Nel giro di un quarto d'ora, almeno dieci persone dotate di computer e chiavette fanno esplodere la notizia e, in pochissime ore, il flusso di gente diventa impossibile: tutti a fotografare con telefoni, macchine, videocamere; l'età media è bassissima. Una delle prime azioni della sera, dopo l'allestimento del bar e dei concerti, è trovare gli 'imboscati' ai piani alti e sbarrare l'accesso, per evitare il peggio. La notte è un delirio di spettacoli, performance, concerti. Il giorno dopo, anche meglio, cominciano ad arrivare i volontari: una processione di architetti, artisti, designer con progetti di serre, gusci, mobili di emergenza, letti di cartone, pedane per concerti. Ferdinando, che coordina la manovalanza, s'impone: "Per prima cosa, abbiamo bisogno dei bagni e di un massetto di cemento che ricopra la polvere, se no soffochiamo qua dentro! Dobbiamo viverci bene". Sconcerto. Gli architetti pensano sempre un po' più in grande, planimetria alla mano. Poi uno tira fuori l'idea dei teloni usati, un altro è in grado di portare le piastrelle, i bancali, le menti si attivano sui materiali riciclati, si ragiona sui depositi e sui magazzini. Le operazioni di pulizia e messa in sicurezza diventano acrobatiche, c'è persino una ragazza sui trampoli che smantella il sughero marcio dal soffitto.

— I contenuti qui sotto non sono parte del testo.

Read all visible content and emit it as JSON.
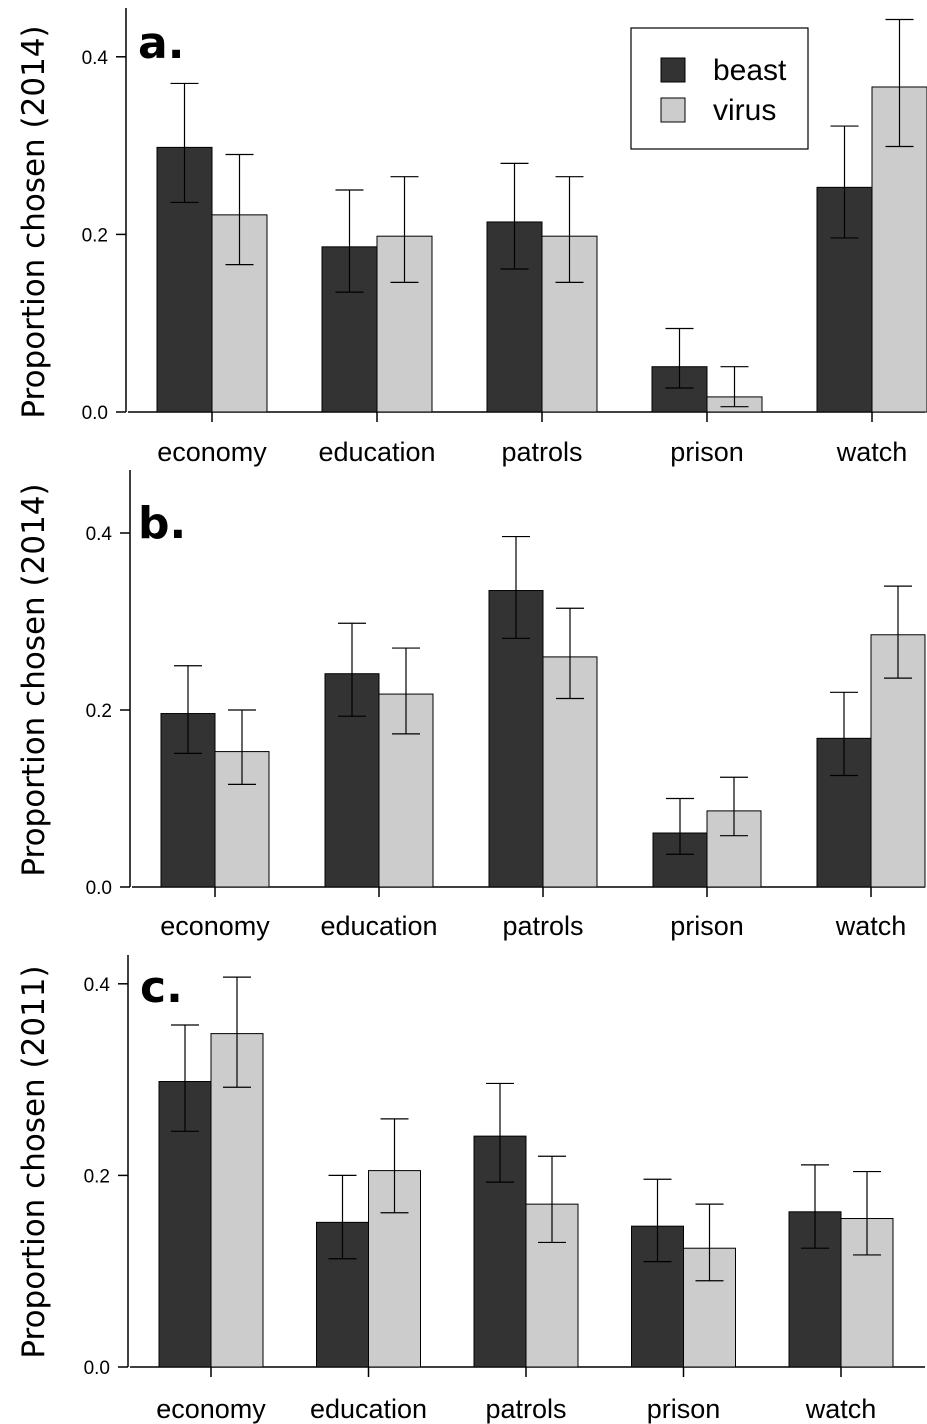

Non volevamo uno spazio già connotato, come un museo, un teatro, un cinema, non volevamo solo riappropriarci di un luogo pubblico già destinato alla cultura.
Da lunedì, si cominciano a organizzare i tavoli di lavoro, professori giovanissimi portano i loro studenti coetanei a fare lezione nel cortile, nella pausa pranzo qualche abitante degli uffici entra a curiosare. Si pianificano workshop, incontri, mostre, spettacoli, concerti, si cerca un coordinamento che è ai limiti dell'impossibile, perché è una rivoluzione "senza capetti". E, quindi, c'è bisogno di più tempo per individuare chi fa cosa, chi decide le priorità, chi seleziona i concerti, gli spettacoli, i dibattiti. Sul sito e sui social network le voci si affollano, si sovrappongono, è un caos felice. "C'è il tavolo programmazione, ma è destinato a sparire: noi non vogliamo diventare dei curatori alternativi, si arriverà al punto in cui tutta questa energia dovrà autoregolarsi", continua Maddalena.
Allo stesso tempo, però, Macao vorrebbe produrre e promuovere arte di ricerca e non diventare un circo per esibizioni artistiche e intellettuali. "Il sistema dell'arte è forse il più infido di tutti, perché nei suoi livelli alti ormai le opere funzionano come prodotti finanziari e i curatori di biennali non fanno altro che succhiare energia dai movimenti politici internazionali e fare bignamini del pensiero radicale più à la page, mentre la massa degli artisti fuori circuito è strutturalmente la più atomizzata di tutta la fascia dei lavoratori della cultura", aggiunge Jacopo. Ma di tutto questo spazio cosa ne faranno? Tenerlo chiuso a oltranza sarebbe un delitto imperdonabile. Conclude Angelo: "Apriremo un piano alla volta, il ritmo di espansione in altezza seguirà quello dei progetti e delle persone disposte a realizzarli. Già solo con quelli che ci sono adesso possiamo riempirne parecchi".